Jan put the groceries in the trunk of her car and they drove back home. In the car, Jan said:
"Anna, I don't think I like to live like that. It seems like a mystery, like a book; but now that I had a chance to glance at it from point of view of a woman, like reading a chapter of a book, it doesn't look like a mystery anymore?"
"I never thought about it that way." Anna said: "You said it very eloquently. Where did you and Fro meet?"
"At school. We both graduated at the same year. I was working and going to school; but now because of the baby I don't work anymore. It is hard with one income but we have no choice. We both decided that we can't trust anyone with John."
"I don't blame you, Jan."
It was a cold, soundless morning, when everything out there shone in brightness; but away from the radiance, among walls, there was only dark color and indifference to Anxious Anna. The tumult of life surprisingly suppressed Anna's heart. In the small flat with all the noises in it, she heard for a moment a deadly silence. She closed her eyes and ignored John, who was playing with her. Her ignorance brought the baby to a loud cry and Jan and Fro to the living room from the kitchen. She suddenly came to her senses and looked at them frightened. The baby's cry made her aware that something was wrong.

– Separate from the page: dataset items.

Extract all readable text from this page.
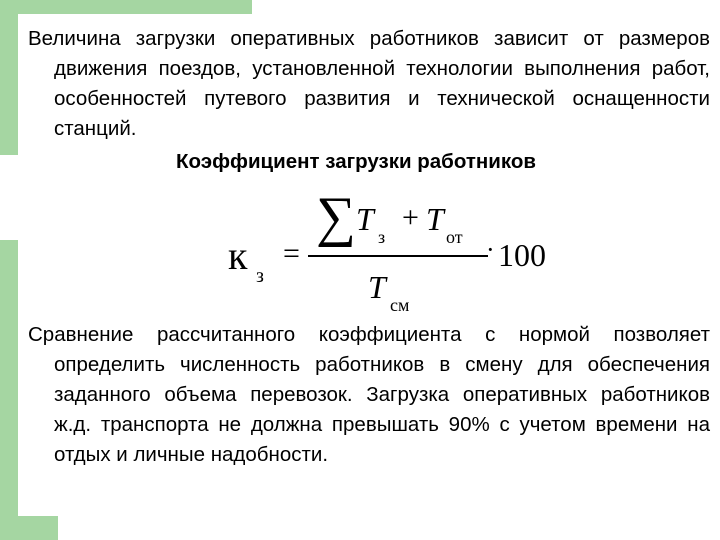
Величина загрузки оперативных работников зависит от размеров движения поездов, установленной технологии выполнения работ, особенностей путевого развития и технической оснащенности станций.

Коэффициент загрузки работников

к з
=
∑ T з
+ T от · 100
T см

Сравнение рассчитанного коэффициента с нормой позволяет определить численность работников в смену для обеспечения заданного объема перевозок. Загрузка оперативных работников ж.д. транспорта не должна превышать 90% с учетом времени на отдых и личные надобности.
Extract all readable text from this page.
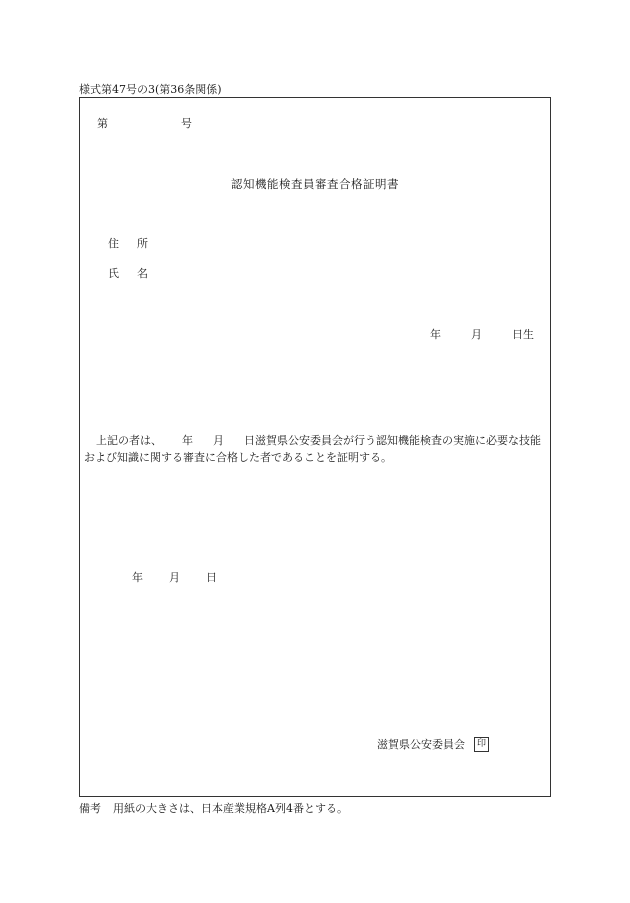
様式第47号の3(第36条関係)
第	号
認知機能検査員審査合格証明書
住所
氏名
年	月	日生
上記の者は、 年 月 日滋賀県公安委員会が行う認知機能検査の実施に必要な技能および知識に関する審査に合格した者であることを証明する。
年 月 日
滋賀県公安委員会	印
備考 用紙の大きさは、日本産業規格A列4番とする。
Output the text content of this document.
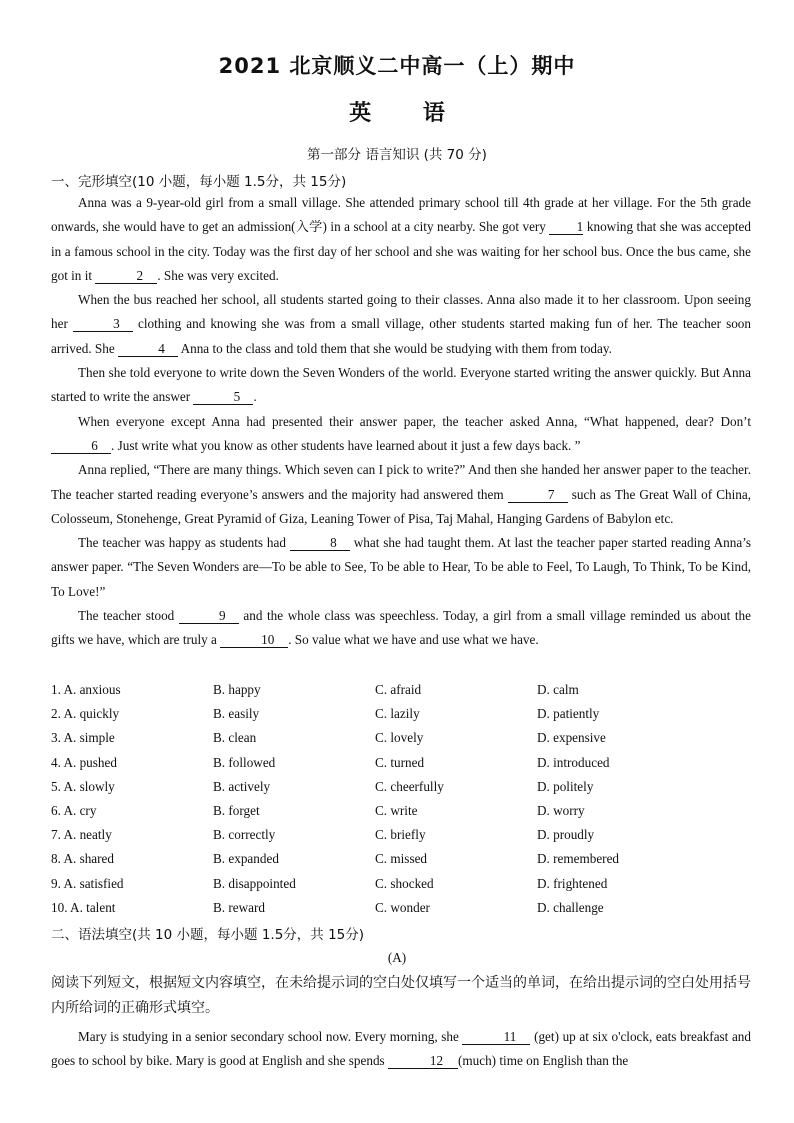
2021 北京顺义二中高一（上）期中
英 语
第一部分 语言知识 (共 70 分)
一、完形填空(10 小题，每小题 1.5分，共 15分)

Anna was a 9-year-old girl from a small village. She attended primary school till 4th grade at her village. For the 5th grade onwards, she would have to get an admission(入学) in a school at a city nearby. She got very 1 knowing that she was accepted in a famous school in the city. Today was the first day of her school and she was waiting for her school bus. Once the bus came, she got in it	2 . She was very excited.

When the bus reached her school, all students started going to their classes. Anna also made it to her classroom. Upon seeing her	3 clothing and knowing she was from a small village, other students started making fun of her. The teacher soon arrived. She	4 Anna to the class and told them that she would be studying with them from today.

Then she told everyone to write down the Seven Wonders of the world. Everyone started writing the answer quickly. But Anna started to write the answer	5 .

When everyone except Anna had presented their answer paper, the teacher asked Anna, “What happened, dear? Don’t 6 . Just write what you know as other students have learned about it just a few days back. ”

Anna replied, “There are many things. Which seven can I pick to write?” And then she handed her answer paper to the teacher. The teacher started reading everyone’s answers and the majority had answered them	7 such as The Great Wall of China, Colosseum, Stonehenge, Great Pyramid of Giza, Leaning Tower of Pisa, Taj Mahal, Hanging Gardens of Babylon etc.

The teacher was happy as students had	8 what she had taught them. At last the teacher paper started reading Anna’s answer paper. “The Seven Wonders are—To be able to See, To be able to Hear, To be able to Feel, To Laugh, To Think, To be Kind, To Love!”

The teacher stood	9 and the whole class was speechless. Today, a girl from a small village reminded us about the gifts we have, which are truly a	10 . So value what we have and use what we have.

1. A. anxious	B. happy	C. afraid	D. calm
2. A. quickly	B. easily	C. lazily	D. patiently
3. A. simple	B. clean	C. lovely	D. expensive
4. A. pushed	B. followed	C. turned	D. introduced
5. A. slowly	B. actively	C. cheerfully	D. politely
6. A. cry	B. forget	C. write	D. worry
7. A. neatly	B. correctly	C. briefly	D. proudly
8. A. shared	B. expanded	C. missed	D. remembered
9. A. satisfied	B. disappointed	C. shocked	D. frightened
10. A. talent	B. reward	C. wonder	D. challenge
二、语法填空(共 10 小题，每小题 1.5分，共 15分)
(A)

阅读下列短文，根据短文内容填空，在未给提示词的空白处仅填写一个适当的单词，在给出提示词的空白处用括号内所给词的正确形式填空。

Mary is studying in a senior secondary school now. Every morning, she	11 (get) up at six o'clock, eats breakfast and goes to school by bike. Mary is good at English and she spends	12 (much) time on English than the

"What happened, Anna? What is it?" Fro asked nervous.
Jan picked up the baby and soon he was quiet. Anna was ashamed and learned a lesson not to hallucinate around a baby.
"I must have fallen asleep." She said.
"Jan said that you didn't sleep last night, is that right?" Fro asked. "Why don't you take a little nap before lunch."
Anna did not argue. On John's bed, she fell asleep right away.
*
Sitting in light, staring to the dark of night, Anna felt that there was a special grandeur in her journey. This journey was more like a flight, a fleeting from all her childhood, background, and everything else she knew. The thought hurt her with its adamant persistence and she sighed in despair. She conjured up Fro's home and his family; but they all looked faded. "What is wrong with me?" She sighed again. Soon, she would be reunited with her brother. "I miss him so much."
The seven hours flight began in the late evening and ended in Washington. When the airplane was taxiing to the gate, she looked at her watch. It was three in the morning London time, eight in the morning Tehran time. She pictured Fro and his family in their home sound asleep. Her father was probably smoking in his office with his graying hair after his breakfast and estimating her arrival to U.S.
Outside in the parking lot, Anna looked at the sky. The sophisticated moon was striding through superficial of white clouds. She hugged Aria gain and got into her car.